Employees of Port Royal Seafood hustle to keep the fried soft shell crab moving as seafood lovers wait in line during the seventh annual Soft Shell Crab Festival in downtown Port Royal Saturday afternoon. The event included arts and crafts as well as live music. A variety of local restaurants were also on hand.

A light drizzle and cloudy skies Saturday did little to quell the appetites of thousands in Port Royal for a local delicacy.

Despite the rain, thousands of crab-crazy people flocked Saturday to the seventh annual Port Royal Soft Shell Crab Festival hosted by the Old Village Association.

John Stanley of Beaufort was one of them.

With a fried, soft-shell crab sandwich in one hand and an umbrella in the other, he said it would have taken worse weather to keep him from this year's festival.

"I mean it's just rain," Stanley said. "If I have to hold an umbrella, that's OK. As long as I have one hand free at all times to hold food then I'm good in shape."

Predictably, the festival's longest lines snaked from the canvas tents from which local restaurants were selling different versions of the festival's namesake crustacean.

Despite its relative youth compared to events like the Beaufort Water Festival, which is in its 55th year, the one-day festival has become a social staple for Rebecca Ronson of Port Royal.

"It's only the seventh year?" Ronson asked as she waited in line for a soft shell crab sandwich. "I love this event. I wish we could have had better weather today but at least we've got crabs and beer."
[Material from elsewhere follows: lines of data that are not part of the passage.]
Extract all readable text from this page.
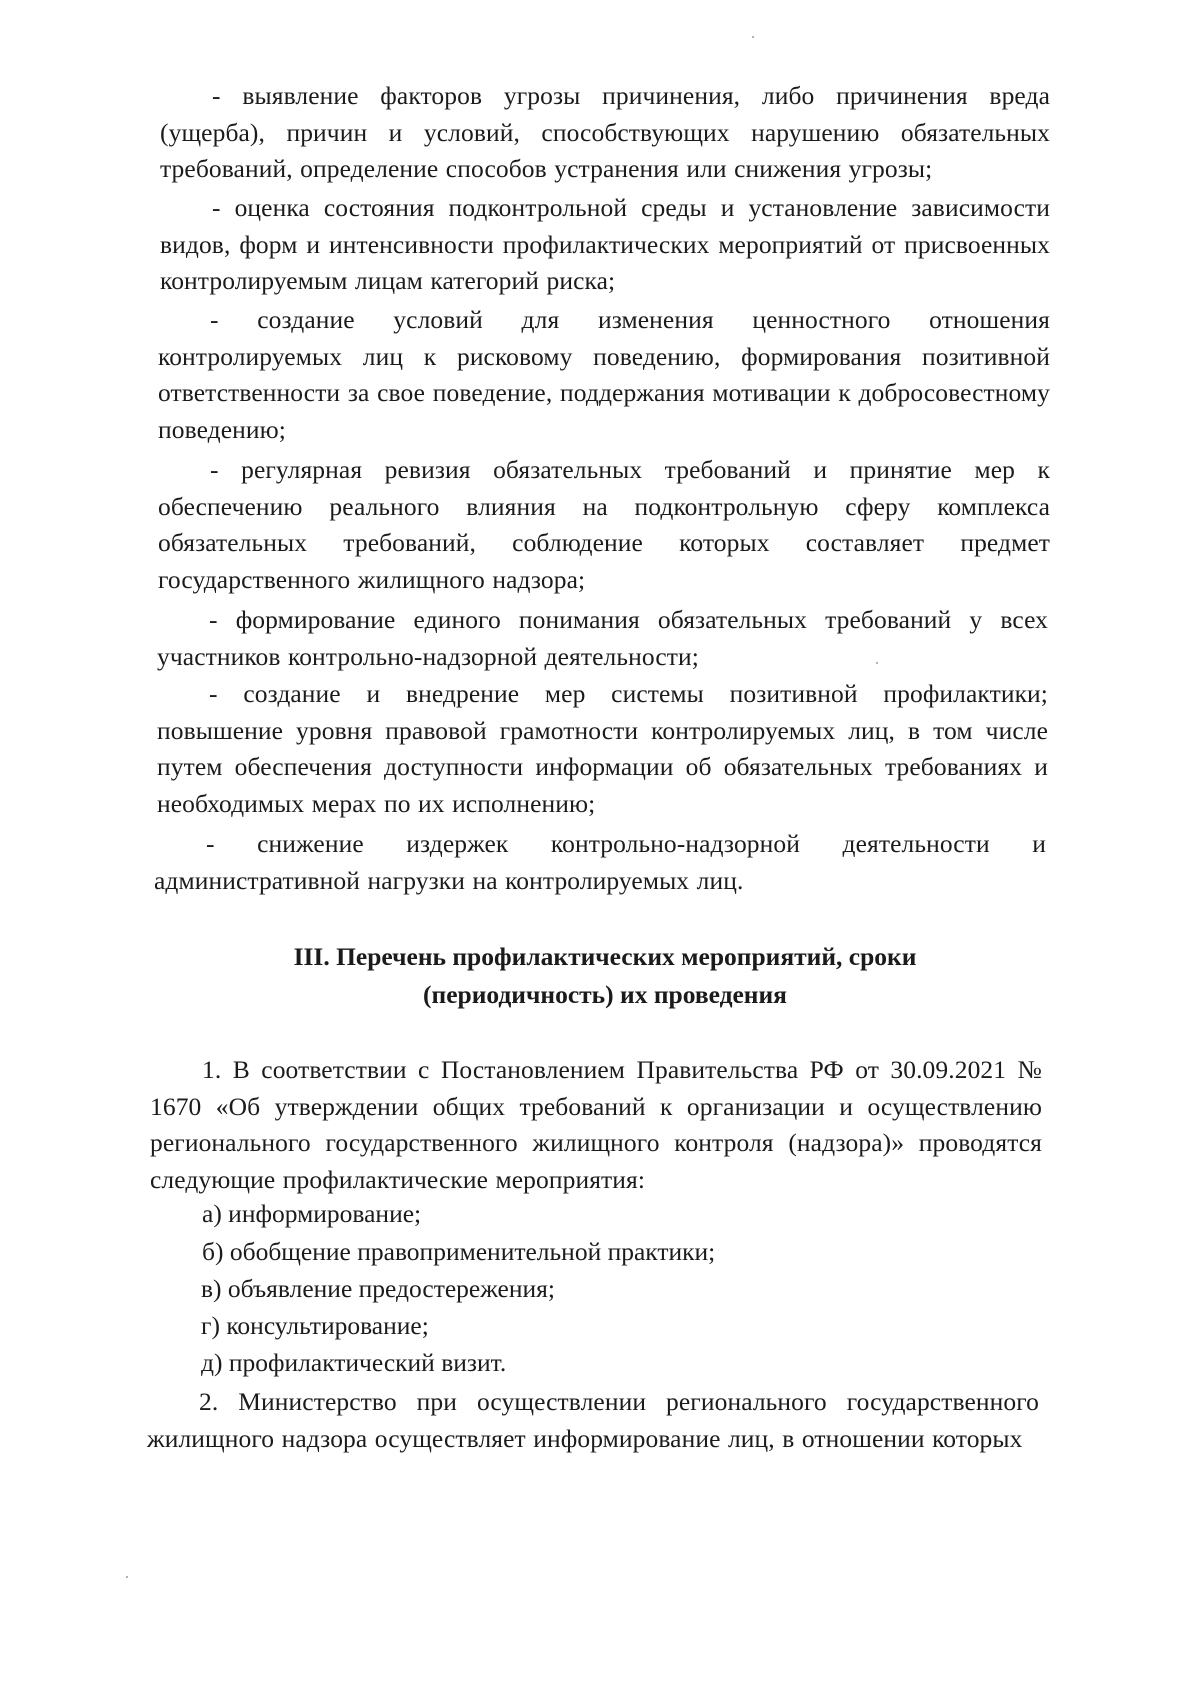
- выявление факторов угрозы причинения, либо причинения вреда (ущерба), причин и условий, способствующих нарушению обязательных требований, определение способов устранения или снижения угрозы;

- оценка состояния подконтрольной среды и установление зависимости видов, форм и интенсивности профилактических мероприятий от присвоенных контролируемым лицам категорий риска;

- создание условий для изменения ценностного отношения контролируемых лиц к рисковому поведению, формирования позитивной ответственности за свое поведение, поддержания мотивации к добросовестному поведению;

- регулярная ревизия обязательных требований и принятие мер к обеспечению реального влияния на подконтрольную сферу комплекса обязательных требований, соблюдение которых составляет предмет государственного жилищного надзора;

- формирование единого понимания обязательных требований у всех участников контрольно-надзорной деятельности;

- создание и внедрение мер системы позитивной профилактики; повышение уровня правовой грамотности контролируемых лиц, в том числе путем обеспечения доступности информации об обязательных требованиях и необходимых мерах по их исполнению;

- снижение издержек контрольно-надзорной деятельности и административной нагрузки на контролируемых лиц.

III. Перечень профилактических мероприятий, сроки

(периодичность) их проведения

1. В соответствии с Постановлением Правительства РФ от 30.09.2021 № 1670 «Об утверждении общих требований к организации и осуществлению регионального государственного жилищного контроля (надзора)» проводятся следующие профилактические мероприятия:

а) информирование;

б) обобщение правоприменительной практики;

в) объявление предостережения;

г) консультирование;

д) профилактический визит.

2. Министерство при осуществлении регионального государственного жилищного надзора осуществляет информирование лиц, в отношении которых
Port Royal Town Manager Van Willis said the festival has become a chance for the town to gain exposure with area residents and visitors.

"The festival is a fantastic opportunity for the townto showcase itself to those who live here and the visitors that purposely attend or just stumble upon us," Willis said. "I've had more interactions with folks that happened upon the event and truly enjoy the atmosphere created by the festival."

The festival coincides with the beginning of soft shell crab season.

Starting in mid-April, blue crabs beginning shedding their hard exoskeletons, leaving them with just a wrinkled -- and edible -- soft shell, according to the S.C. Department of Natural Resources. Soft shell crab season typically ends in early fall.